Strange Fits of Passion Have I Known by William Wordsworth (Poem & Summary)

 

Strange Fits of Passion Have I Known

by William Wordsworth

(Poem & Summary) 

Strange Fits of Passion Have I Known

Strange fits of passion have I known,

And I will dare to tell,

But in the lover's ear alone,

What once to me befel.

 

When she I loved looked every day

Fresh as a rose in June,

I to her cottage bent my way,

Beneath an evening moon.

 

Upon the moon I fixed my eye,

All over the wide lea;

With quickening pace my horse drew nigh

Those paths so dear to me.

 

And now we reached the orchard-plot,

And, as we climbed the hill,

The sinking moon to Lucy's cot

Came near, and nearer still.

 

In one of those sweet dreams I slept,

Kind Nature's gentlest boon!

And, all the while, my eyes I kept

On the descending moon.

 

My horse moved on; hoof after hoof

He raised, and never stopped:

When down behind the cottage roof

At once, the bright moon dropped.

 

What fond and wayward thoughts will slide

Into a Lover's head!

“O mercy!” to myself I cried,

“If Lucy should be dead!”

 

Summary

The poet's love for Lucy leads him to fear an omen about her death, i.e., the moon suddenly setting. 'Strange Fits of Passion Have I Known' describes the poet making his way to Lucy's cottage 'Beneath an evening-moon'. The poet fixes his eyes on the moon, which 'descended still', and is in a waking sleep, but suddenly realizes that the moon has gone down behind Lucy's cottage. This immediately fills him with fear that Lucy may be dead.

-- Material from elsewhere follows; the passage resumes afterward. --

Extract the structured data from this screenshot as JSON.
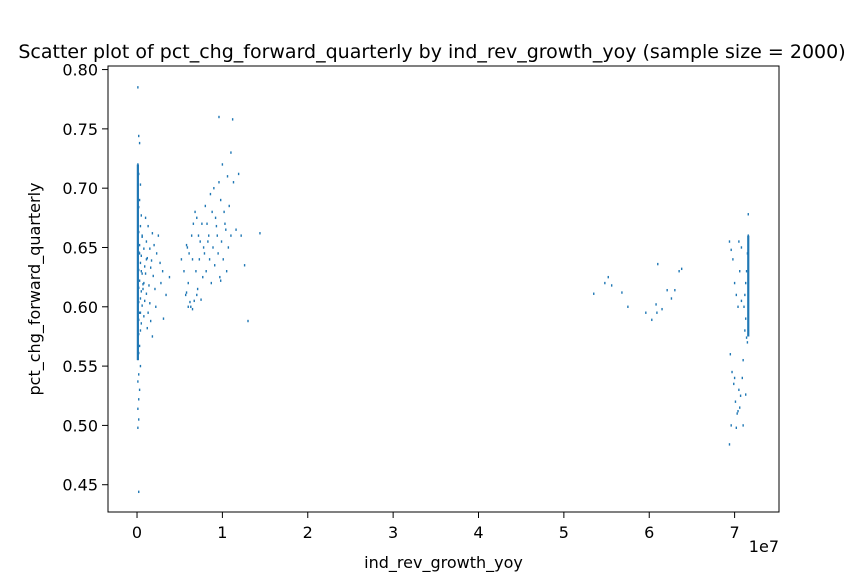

The poet experiences strange fits of passion. He claims that he would only share these experiences with his lover and no one else. The poet says that his beloved looked “fresh as a rose”. He made a trip to her cottage. He describes a nocturnal setting with the poem’s first reference to the moon. He gazed upon the moon as well as the meadow he was crossing. His horse continued to ride faster and faster toward his lover’s cottage. He climbs the hill leading to her cottage. As he does so, the moon appears to lower in the sky.

The poet describes sleeping in a sweet dream that nature had blessed him with, but it is not clear at first whether he is referring to his night ride as dreamlike or is drifting off to sleep as he rides. In any case, he managed to keep his eye on the moon that continued to descend in the sky. His horse edged closer to Lucy’s cottage, step by step. As the cottage grows near, the moon that had been descending slowly suddenly dropped from view behind the cottage.

The speaker was shocked to see the moon disappear from his sight. He cries out loud in a moment of desperation. He wonders out loud how he would feel if his beloved Lucy were to die.